Word came down from Oklahoma City that the law was looking for Travis and the farm was lousy with State Troopers who charged his mother and father with knowingly harboring a capital felon. Travis hid in Yarnell’s barn, old man Yarnell none the wiser for it, so when the Troopers questioned him he honestly told them he had no idea where Travis was. He’d chucked his clothes and burned them, obliterating for all time any evidence of the fancy man’s blood. Travis’ sister Molly had come to Yarnell’s barn in the night in the thick of the investigation with a change of clothes, braving the risk of discovery and bearing news of the catastrophe that had come to visit the Cunninghams.
“Daddy’s in jail and they’re talking they’re gonna take momma in too,” she said. “They’re saying he knows where you’re hiding and they’ll keep him in ‘til he rots or tells them, don’t make no never mind to them. Travis, you just gotta get out of here now. Go far away. We love you. We all know you did what you thought you had to. We’ll keep mum to protect you, but you gotta go. Leave the state, ain’t no good for anyone anymore anyway. Go west where there’s work. Write us in San Bernardino. Change your name. We’re all done here. Soon’s daddy waits ‘em out in jail, we’re all bound for California. We’re all done here.”
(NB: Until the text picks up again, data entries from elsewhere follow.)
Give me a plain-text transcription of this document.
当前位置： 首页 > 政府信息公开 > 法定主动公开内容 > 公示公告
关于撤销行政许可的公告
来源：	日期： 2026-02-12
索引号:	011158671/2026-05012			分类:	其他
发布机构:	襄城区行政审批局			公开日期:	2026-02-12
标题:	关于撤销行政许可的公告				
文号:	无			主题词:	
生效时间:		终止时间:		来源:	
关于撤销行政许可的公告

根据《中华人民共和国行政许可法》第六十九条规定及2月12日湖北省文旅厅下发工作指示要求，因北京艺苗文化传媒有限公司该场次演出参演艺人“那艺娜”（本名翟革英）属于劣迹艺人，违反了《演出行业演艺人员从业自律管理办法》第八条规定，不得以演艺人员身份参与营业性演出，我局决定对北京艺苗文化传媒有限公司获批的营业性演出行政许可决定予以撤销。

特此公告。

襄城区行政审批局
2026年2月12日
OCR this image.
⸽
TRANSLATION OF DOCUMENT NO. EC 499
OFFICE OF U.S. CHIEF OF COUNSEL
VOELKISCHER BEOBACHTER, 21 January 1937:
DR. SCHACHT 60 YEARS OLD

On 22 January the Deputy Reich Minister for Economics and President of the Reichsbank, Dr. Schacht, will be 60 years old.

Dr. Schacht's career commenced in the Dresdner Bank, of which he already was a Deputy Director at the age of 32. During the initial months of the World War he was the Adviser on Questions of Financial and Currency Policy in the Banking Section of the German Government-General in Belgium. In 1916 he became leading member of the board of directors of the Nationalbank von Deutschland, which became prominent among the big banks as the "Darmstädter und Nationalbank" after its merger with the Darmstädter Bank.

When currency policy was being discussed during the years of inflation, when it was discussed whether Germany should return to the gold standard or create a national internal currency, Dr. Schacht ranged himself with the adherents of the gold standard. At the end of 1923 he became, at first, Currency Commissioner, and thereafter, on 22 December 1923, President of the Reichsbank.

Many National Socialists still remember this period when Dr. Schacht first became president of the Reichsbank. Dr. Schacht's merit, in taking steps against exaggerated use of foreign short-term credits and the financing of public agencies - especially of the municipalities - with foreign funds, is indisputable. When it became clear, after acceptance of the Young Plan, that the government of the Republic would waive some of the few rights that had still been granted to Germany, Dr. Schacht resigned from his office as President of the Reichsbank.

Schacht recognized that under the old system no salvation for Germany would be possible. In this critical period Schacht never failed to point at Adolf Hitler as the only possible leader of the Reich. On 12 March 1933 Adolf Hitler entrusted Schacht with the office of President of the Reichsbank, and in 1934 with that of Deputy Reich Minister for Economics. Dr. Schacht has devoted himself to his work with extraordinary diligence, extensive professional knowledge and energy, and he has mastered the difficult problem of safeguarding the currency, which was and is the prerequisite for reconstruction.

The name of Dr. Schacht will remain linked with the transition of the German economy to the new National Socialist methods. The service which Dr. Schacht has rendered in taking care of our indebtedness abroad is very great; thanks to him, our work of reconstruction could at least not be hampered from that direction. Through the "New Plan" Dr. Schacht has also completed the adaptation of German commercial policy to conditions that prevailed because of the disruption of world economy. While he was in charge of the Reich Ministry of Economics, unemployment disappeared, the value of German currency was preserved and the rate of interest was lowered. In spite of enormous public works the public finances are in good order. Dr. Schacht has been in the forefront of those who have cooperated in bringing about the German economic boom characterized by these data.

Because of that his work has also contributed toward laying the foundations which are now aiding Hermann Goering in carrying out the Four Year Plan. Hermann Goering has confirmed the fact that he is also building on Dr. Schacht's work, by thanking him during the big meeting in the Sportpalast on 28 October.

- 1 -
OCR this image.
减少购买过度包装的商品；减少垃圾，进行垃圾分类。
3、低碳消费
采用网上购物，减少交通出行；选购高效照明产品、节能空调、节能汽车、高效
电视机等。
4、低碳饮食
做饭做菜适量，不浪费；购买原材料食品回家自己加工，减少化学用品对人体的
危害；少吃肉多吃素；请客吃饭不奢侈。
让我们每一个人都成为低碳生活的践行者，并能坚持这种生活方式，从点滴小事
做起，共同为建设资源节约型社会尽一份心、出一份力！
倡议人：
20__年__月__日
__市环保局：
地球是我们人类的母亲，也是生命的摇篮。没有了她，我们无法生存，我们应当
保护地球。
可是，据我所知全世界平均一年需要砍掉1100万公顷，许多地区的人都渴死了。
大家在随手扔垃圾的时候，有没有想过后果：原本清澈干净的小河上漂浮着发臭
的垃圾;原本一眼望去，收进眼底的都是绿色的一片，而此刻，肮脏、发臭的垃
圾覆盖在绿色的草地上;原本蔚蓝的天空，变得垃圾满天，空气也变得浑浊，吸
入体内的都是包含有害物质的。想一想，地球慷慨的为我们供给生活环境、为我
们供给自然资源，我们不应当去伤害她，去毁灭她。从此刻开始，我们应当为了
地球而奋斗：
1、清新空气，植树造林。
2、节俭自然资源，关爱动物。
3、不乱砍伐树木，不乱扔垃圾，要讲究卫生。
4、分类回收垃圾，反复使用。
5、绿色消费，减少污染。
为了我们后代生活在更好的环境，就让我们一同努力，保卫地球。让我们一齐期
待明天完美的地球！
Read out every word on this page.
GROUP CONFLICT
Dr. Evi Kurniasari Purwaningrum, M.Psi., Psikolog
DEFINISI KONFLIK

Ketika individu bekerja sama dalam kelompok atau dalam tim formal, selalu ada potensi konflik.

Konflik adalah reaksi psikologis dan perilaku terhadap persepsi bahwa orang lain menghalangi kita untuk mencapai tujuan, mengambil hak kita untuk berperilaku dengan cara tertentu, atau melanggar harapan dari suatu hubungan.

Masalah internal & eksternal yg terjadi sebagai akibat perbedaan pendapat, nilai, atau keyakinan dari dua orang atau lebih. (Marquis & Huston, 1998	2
Travis didn’t know where the Lord had led his family, he only knew that the banks had caused all the trouble and that no one but they were to blame. He hadn’t tried his cousins yet but planned to soon. He needed to change his name, change his face.
*  *  *
The moon was over the wooded hill in the deepest part of the dark morning and Travis woke frozen on the ground. He looked around him in the trees and saw dimly the orange glow of the spent fires of the outlaw camps far away in the woods. He knew precisely what he had to do. It was all the banks’ fault anyway. He snaked out of his bedroll and shook from the chill in the silent darkness. McCabe was breathing heavily when he stoned him solemnly on the back of the head. “Nothin’ personal,” Travis whispered. McCabe sighed hugely when the blow struck, but that was all. Travis took the rock to his head one more time with a grunting heft and this time it sank into his mushy skull like into a cantaloupe. Travis carried McCabe into the trees and worked until the sun hinted at the eastern hills, then buried him naked. He washed his own clothes in the creek, changed into Barney McCabe’s clothes and into Barney McCabe’s name and walked down the road to Phoenix in the morning sun. 
“He didn’t have no family anyway and besides, it’s all the bank’s fault.” He said to himself flatly as the sun came up over the desert mountains.
Three days later he was picking grapefruit and driving tractor in Gilbert’s orchard. Barney McCabe was a good worker. Kept to himself. Didn’t have any family he said. Raised in an orphanage in Iowa he said.